Seattle mayor calls for more police with violent crime highest in 14 years: 'Status quo is unacceptable'

A local activist tells Mayor Bruce Harrell to bring in National Guard amid Seattle police staffing woes

Seattle’s new mayor promised in his first state of the city address Tuesday to tackle soaring crime by bringing more officers to the force in a city notorious for its anti-police sentiment, acknowledging that the current "status quo in unacceptable" two years after what was known as the CHOP/CHAZ protest

At six weeks in office, Mayor Bruce Harrell stressed something he called "the politics of ‘and,’" saying the city needed to prioritize the "right number of officers AND the right kind of officers."  

Dealing with the fallout of protesters commandeering six city blocks and an abandoned police precinct in the summer of 2020, Harrell attempted to strike a balance between public safety and racial justice. 


"The truth is the status quo is unacceptable – that is the ONE AREA where we must all agree," Harrell said Tuesday. "It seems like every day I hear stories of longtime small businesses closing their doors for good or leaving our city; of families forever changed because of senseless tragedy driven by gun violence or overdose; of rising rents and an inability to pay bills or find housing; of climate impacts; of disillusioned youth and residents who don’t feel seen or heard."  

Mayor Bruce Harrell

Mayor Bruce Harrell delivers his first state of the city speech on Feb. 15, 2022.

This month, the Seattle Police Department released its 2021 year-end crime report. It showed that verified shooting and shots fired citywide rose last year by 40% compared to 2020 levels, and by 86% from 2019. Seattle’s violent crime rate also reached a 14-year-high in 2021. Violent crime surged by 20% last year compared to 2020. Arson, specifically, spiked by 30% and larceny-theft was up by 15%.  

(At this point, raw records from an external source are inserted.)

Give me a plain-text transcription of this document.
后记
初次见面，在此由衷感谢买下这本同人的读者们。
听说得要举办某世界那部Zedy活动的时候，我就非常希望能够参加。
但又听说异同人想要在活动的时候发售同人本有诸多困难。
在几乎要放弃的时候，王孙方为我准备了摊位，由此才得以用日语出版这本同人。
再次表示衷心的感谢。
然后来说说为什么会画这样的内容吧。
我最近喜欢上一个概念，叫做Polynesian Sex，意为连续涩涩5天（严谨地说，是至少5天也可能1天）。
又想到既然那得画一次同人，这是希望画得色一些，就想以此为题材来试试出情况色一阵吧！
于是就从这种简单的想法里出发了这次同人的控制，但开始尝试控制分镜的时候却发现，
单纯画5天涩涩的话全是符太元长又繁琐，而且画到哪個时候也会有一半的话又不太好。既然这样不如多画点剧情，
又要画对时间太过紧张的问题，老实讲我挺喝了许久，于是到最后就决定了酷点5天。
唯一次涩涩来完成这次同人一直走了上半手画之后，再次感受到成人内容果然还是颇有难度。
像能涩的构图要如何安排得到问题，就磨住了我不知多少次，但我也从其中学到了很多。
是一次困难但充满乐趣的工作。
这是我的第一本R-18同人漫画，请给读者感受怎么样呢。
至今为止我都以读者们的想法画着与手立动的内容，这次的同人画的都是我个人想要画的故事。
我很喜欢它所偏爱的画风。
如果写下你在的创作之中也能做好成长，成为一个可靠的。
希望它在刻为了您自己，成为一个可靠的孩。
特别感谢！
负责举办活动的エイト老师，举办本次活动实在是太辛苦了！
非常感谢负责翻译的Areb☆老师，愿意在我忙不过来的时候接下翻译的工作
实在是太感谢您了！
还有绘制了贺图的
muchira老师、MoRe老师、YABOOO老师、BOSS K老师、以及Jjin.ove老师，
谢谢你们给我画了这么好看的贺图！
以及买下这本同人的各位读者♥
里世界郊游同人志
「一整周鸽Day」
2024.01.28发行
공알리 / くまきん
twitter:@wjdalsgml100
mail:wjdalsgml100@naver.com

Before the mayor’s address Tuesday, a local activist decried how the Seattle Police Department, which lost some 350 officers since January 2020, is inadequately staffed to address crime and shootings – and the issue is arguably so bad that it warrants calling in the National Guard, KOMO reported. 

"Bring the National Guard in," Victoria Beach, who’s served on the African American Community Advisory Council for the Seattle Police Department, said. "We don’t have enough SPD, it clearly shows."

"I don't care that it's only been a month," Beach said, acknowledging Harrell’s short tenure. "This has got to stop. All the shootings, what are we waiting for? No more planning the plan. We need action."

Harrell said an estimated 40,000 homeless people are living on the streets of Seattle. His remarks came nearly a week after Seattle business leaders detailed to City Council the breakdown of law and order, arguing 911 response times are severely delayed and criminals are released soon after arrest. 

The mayor said his approach to addressing crime is about "going back to the basics," which should include, "Making sure we enforce our criminal laws against those who are harming others."

"Part of that plan requires more officers. The depleted staffing we see today does not allow us to react to emergencies and crime with the response times our residents deserve," Harrell said Tuesday. "It does not allow us to staff the specialty teams we need for issues like domestic violence or DUI or financial crimes targeting the elderly. It does not allow us to conduct the thorough investigations we expect to make sustainable change." 

He said there’s funding for 125 new officers this year. A new class of the next 36 will start in June. 


In the same vein, however, Harrell said his administration is working toward a more "holistic approach to public safety," which involves working with the new Community Safety and Communication Center (CSCC) to explore "options to move away from a police-centered approach to public safety and to focus more on harm reduction." Harrell stressed, "We can have safety AND we can have reform." 

"We lead with and acknowledge the fact that African Americans have been subject to 400 hundred years of institutional racism," he said, "That the exploitation of our indigenous people has been woven into the fabric of this county since its inception; and that in 2022 we have seen anti-Asian hate and antisemitism at alarming levels. Those understandings should be part of our basics as well, and just as important."